Cama, Timothy. “House Panel Votes to Advance Yucca Mountain Nuclear Waste Project.” The Hill. 28 June 2017, thehill.com/policy/energy-environment/339837-house-panel-votes-to-advance-yucca-mountain-nuclear-waste-project. Accessed 24 July 2024.

DiChristopher, Tom. “The Yucca Mountain Nuclear Waste Dump, A Political Hot Potato, Is Back.” CNBC, 16 Mar. 2017, www.cnbc.com/2017/03/16/the-yucca-mountain-nuclear-waste-dump-a-political-hot-potato-is-back.html. Accessed 24 July 2024.

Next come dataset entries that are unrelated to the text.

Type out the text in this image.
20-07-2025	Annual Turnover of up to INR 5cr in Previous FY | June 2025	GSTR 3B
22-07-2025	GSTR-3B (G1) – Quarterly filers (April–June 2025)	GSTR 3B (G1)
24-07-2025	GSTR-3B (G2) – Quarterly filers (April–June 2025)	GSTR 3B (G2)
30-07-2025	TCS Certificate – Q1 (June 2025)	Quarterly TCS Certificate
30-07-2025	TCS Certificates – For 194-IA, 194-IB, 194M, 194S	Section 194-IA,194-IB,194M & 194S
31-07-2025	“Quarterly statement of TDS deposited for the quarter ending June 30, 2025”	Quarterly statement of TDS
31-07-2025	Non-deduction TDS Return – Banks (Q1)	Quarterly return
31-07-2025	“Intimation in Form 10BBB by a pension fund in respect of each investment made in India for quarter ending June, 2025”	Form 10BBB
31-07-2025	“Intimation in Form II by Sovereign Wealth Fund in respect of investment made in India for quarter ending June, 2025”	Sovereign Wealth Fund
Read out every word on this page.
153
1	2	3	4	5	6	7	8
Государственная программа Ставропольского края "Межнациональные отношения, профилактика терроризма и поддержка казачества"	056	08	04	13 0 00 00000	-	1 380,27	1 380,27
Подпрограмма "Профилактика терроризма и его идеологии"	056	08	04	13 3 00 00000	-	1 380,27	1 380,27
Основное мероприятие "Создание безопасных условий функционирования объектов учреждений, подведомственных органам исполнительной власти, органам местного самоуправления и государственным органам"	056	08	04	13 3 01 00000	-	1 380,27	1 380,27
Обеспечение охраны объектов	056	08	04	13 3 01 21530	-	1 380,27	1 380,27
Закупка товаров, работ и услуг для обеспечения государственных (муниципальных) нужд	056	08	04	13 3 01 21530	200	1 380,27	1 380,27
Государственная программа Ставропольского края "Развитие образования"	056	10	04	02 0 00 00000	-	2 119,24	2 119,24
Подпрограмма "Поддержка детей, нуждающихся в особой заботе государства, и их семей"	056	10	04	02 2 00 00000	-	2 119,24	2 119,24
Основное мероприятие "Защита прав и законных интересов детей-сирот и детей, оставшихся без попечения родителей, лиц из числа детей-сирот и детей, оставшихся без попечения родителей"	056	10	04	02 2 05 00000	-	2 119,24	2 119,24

Dillon, Jeremy. “Yucca Mountain Halted Again as GOP Aims to Retain Senate.” The Press of Atlantic City, BH Media Group, 17 Sept. 2018, www.pressofatlanticcity.com/news/ap/nation/yucca-mountain-halted-again-as-gop-aims-to-retain-senate/article‗66d3a879-ce01-58ea-b321-7a617f084d0c.html. Accessed 24 July 2024.

Hagar, Ray. Yucca Nuclear Dump a Threat to Nevada Military Bases, Rosen Says.” Las Vegas Sun, 16 Sept. 2018, lasvegassun.com/news/2018/sep/16/yucca-nuclear-dump-a-threat-to-nevada-military-bas/. Accessed 24 July 2024.

Macfarlane, Allison, and Rodney C. Ewing, eds. Uncertainty Underground: Yucca Mountain and the Nation’s High-Level Nuclear Waste. Cambridge, Mass.: MIT Press, 2006.

Rubin, Gabriel T. "Escape from Yucca Mountain: Biden Administration Promises Progress on Nuclear Waste." The Wall Street Journal, 14 May 2021, www.wsj.com/articles/escape-from-yucca-mountain-biden-administration-promises-progress-on-nuclear-waste-11620984602. Accessed 24 July 2024.

Vandenbosch, Robert, and Susanne E. Vandenbosch. Nuclear Waste Stalemate: Political and Scientific Controversies. Salt Lake City: University of Utah Press, 2007.

Walker, J. Samuel. The Road to Yucca Mountain: The Development of Radioactive Waste Policy in the United States. Berkeley: University of California Press, 2009.